Hal ini dikatakan Manager Umum taksi Kota Kembang dan taksi Kota Metropolitan Ade Sukadi. Ade mengharapkan pemerintah lebih baik tidak menaikan BBM untuk angkutan umum plat kuning, salah satunya adalah taksi.
Sebab bila BBM naik, biaya operasional akan menjadi tinggi dan pendapatan pun akan berkurang. "Belum lagi ditambah maintenance yang akan naik. Nah ini membuat perusahaan taksi akan menjadi kolaps," ujarnya saat ditemui di kantornya, Jl Ibrahim Adjie (Kiara Condong), Kamis (15/5/2008).
Ade menuturkan dampak kenaikan BBM di tahun 2005 lalu sampai saat ini belum pulih pada bisnis taksi.

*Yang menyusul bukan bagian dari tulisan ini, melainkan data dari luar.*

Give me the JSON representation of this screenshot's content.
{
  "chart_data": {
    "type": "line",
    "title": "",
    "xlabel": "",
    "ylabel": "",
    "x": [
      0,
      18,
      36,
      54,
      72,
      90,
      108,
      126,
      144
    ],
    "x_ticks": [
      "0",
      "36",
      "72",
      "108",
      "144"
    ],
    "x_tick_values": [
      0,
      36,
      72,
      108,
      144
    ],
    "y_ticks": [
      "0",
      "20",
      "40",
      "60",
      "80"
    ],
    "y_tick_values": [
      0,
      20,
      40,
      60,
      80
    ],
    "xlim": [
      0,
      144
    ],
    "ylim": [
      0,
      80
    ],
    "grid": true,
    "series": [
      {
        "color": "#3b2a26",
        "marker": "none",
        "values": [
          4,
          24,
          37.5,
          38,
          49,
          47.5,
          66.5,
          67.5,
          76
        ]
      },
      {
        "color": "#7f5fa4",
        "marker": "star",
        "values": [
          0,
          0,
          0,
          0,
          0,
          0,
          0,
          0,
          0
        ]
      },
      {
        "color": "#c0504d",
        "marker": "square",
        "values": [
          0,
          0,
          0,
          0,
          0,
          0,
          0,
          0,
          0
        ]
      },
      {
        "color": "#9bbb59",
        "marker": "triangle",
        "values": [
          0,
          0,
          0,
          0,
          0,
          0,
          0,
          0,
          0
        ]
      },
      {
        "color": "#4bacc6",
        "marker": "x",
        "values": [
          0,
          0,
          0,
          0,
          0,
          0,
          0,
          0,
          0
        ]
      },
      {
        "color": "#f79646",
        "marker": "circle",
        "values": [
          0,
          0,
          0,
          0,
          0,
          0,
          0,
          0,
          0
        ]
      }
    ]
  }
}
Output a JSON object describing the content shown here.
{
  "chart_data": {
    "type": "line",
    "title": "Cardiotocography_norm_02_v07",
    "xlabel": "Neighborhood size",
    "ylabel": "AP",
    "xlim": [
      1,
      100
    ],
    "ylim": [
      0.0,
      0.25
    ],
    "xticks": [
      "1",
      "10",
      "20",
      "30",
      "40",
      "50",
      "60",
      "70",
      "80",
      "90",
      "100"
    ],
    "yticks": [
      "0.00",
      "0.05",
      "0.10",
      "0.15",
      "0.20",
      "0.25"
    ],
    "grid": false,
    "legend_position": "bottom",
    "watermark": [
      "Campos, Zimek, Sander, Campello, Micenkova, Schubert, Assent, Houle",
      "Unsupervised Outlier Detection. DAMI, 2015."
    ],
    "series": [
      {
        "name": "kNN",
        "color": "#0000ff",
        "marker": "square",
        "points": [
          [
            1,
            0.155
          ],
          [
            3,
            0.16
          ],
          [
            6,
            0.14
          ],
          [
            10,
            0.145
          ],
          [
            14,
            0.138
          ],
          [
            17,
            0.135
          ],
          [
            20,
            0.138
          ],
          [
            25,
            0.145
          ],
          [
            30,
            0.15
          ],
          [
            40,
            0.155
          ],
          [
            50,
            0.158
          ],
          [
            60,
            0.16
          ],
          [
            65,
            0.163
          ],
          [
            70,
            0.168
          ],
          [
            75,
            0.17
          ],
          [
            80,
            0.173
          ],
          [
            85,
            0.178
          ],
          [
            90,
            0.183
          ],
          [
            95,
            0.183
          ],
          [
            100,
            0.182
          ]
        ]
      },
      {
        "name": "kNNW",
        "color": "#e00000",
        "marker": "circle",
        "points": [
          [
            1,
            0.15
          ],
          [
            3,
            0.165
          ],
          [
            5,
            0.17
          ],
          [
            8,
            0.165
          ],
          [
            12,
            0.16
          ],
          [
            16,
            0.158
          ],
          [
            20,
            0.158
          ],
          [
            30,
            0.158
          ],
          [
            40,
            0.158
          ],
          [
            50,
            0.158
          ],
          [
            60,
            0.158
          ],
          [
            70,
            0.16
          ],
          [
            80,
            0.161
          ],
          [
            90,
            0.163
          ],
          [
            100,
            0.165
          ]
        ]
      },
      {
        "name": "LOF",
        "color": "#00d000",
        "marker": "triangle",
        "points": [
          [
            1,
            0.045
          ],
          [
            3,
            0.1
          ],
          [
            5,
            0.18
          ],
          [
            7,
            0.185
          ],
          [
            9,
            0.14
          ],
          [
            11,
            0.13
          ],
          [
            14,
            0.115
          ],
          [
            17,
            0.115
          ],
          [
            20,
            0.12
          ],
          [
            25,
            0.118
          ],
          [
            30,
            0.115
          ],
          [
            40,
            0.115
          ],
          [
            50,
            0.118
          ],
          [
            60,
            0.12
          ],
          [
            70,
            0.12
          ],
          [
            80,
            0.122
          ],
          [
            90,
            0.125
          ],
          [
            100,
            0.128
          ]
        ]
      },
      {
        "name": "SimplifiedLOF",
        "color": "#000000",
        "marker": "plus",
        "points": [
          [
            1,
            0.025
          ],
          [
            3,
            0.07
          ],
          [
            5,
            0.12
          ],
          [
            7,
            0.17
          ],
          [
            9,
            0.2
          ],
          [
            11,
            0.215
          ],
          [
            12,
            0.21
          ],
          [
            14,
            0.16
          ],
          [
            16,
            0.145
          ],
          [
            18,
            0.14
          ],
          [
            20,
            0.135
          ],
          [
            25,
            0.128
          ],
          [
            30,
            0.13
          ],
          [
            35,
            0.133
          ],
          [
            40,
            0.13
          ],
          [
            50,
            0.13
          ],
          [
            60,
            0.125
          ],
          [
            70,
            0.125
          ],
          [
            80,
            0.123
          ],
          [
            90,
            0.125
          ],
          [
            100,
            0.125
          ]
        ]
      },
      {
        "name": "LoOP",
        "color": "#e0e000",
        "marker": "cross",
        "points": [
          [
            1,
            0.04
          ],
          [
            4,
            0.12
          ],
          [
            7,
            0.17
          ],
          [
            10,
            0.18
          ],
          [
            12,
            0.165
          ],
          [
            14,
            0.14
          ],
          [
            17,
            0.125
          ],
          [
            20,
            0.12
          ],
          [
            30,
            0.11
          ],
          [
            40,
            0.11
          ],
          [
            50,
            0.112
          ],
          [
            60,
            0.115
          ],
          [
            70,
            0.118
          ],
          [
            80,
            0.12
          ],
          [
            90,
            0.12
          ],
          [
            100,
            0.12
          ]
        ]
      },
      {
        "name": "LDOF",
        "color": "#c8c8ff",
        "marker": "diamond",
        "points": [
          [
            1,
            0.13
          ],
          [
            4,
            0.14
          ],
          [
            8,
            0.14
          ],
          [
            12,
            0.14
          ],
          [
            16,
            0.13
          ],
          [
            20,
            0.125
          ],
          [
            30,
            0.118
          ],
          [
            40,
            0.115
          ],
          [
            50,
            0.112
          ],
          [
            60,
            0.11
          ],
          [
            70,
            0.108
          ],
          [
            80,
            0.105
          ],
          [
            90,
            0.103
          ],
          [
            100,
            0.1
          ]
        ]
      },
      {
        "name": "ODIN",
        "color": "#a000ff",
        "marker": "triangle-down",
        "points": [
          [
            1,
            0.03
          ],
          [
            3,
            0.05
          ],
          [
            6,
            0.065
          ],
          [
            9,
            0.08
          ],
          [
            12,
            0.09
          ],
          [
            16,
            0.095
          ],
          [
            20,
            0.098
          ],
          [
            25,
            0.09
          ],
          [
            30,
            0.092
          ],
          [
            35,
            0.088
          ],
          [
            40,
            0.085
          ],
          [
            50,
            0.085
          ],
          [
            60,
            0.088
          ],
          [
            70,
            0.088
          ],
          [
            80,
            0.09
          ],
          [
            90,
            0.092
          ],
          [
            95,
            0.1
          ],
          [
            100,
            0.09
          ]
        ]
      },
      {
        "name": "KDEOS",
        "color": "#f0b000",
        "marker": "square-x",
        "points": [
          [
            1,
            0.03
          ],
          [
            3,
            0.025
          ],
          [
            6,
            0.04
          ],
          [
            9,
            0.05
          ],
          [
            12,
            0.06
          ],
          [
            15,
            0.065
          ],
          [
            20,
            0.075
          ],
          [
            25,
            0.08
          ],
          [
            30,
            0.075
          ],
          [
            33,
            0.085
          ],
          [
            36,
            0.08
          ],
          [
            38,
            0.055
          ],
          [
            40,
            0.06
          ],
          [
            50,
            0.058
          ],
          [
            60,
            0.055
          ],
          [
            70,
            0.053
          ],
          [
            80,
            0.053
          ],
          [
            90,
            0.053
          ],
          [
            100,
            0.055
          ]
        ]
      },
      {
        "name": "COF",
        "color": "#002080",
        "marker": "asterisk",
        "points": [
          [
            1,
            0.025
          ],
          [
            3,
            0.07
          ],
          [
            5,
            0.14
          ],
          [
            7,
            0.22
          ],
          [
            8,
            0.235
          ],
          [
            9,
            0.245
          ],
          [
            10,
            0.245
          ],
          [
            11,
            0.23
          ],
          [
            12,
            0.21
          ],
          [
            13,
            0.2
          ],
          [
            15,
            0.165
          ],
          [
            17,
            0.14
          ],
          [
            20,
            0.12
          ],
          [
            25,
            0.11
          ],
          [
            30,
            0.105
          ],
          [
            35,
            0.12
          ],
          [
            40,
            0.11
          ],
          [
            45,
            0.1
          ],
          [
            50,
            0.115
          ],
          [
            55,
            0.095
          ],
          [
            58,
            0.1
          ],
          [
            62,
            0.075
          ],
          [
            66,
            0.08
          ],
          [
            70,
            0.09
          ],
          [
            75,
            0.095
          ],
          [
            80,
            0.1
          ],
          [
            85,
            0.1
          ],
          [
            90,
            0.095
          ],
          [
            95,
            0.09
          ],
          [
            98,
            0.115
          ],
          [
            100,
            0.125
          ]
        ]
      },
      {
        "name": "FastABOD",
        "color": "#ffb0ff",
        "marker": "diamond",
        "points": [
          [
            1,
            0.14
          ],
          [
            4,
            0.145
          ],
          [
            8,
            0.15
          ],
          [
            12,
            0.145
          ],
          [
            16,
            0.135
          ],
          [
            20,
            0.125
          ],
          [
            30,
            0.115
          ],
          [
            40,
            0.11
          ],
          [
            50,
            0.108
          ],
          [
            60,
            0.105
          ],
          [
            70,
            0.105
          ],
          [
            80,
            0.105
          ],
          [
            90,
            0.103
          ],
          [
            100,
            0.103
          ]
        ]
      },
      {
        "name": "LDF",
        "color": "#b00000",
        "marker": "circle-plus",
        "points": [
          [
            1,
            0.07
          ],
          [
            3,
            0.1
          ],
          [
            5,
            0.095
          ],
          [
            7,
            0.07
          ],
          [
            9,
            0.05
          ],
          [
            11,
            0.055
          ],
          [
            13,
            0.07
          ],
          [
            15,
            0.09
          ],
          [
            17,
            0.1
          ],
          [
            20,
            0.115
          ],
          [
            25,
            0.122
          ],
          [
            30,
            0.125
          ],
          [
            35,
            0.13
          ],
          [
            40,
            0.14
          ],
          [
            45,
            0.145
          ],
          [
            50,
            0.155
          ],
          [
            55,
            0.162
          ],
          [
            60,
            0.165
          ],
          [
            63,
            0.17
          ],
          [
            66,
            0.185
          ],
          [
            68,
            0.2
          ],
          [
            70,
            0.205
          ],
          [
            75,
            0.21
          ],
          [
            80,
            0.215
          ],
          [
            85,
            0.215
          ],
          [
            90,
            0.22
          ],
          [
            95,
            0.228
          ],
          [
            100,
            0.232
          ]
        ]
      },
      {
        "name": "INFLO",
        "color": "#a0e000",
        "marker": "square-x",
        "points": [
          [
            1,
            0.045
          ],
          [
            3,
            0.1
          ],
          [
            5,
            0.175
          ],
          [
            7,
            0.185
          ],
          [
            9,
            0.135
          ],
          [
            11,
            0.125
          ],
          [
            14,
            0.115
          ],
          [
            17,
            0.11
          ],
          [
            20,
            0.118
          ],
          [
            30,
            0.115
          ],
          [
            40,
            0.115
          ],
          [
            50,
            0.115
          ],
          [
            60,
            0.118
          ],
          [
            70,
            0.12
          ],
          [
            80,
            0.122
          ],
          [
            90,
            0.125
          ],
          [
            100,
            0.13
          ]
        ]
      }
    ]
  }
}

Dilihat dari kencenderungan produktivitas operasional yang berkurang. "Apalagi kalau ini ditambah BBM naik akan membuat kita makin kolaps lah," tuturnya.
Solusi yang mungkin akan dilakukan jika kenaikan BBM terjadi, lanjut Ade, khususnya perusahaan taksi Kota Kembang dan Kota Metropolitan yang semula menggunakan tarif bawah akan menggunakan tarif atas.
Tarif bawah yaitu dari mulai buka pintu Rp 4 ribu dengan kalibrasi Rp 2 ribu per kilometer. Sedangkan tarif atas dari mulai buka pintu Rp 5 ribu dengan kalibrasi Rp 2500 per kilometer. "Cuma tentu saja ini ada risikonya, kalau menggunakan tarif atas penumpang akan tambah berkurang," keluhnya.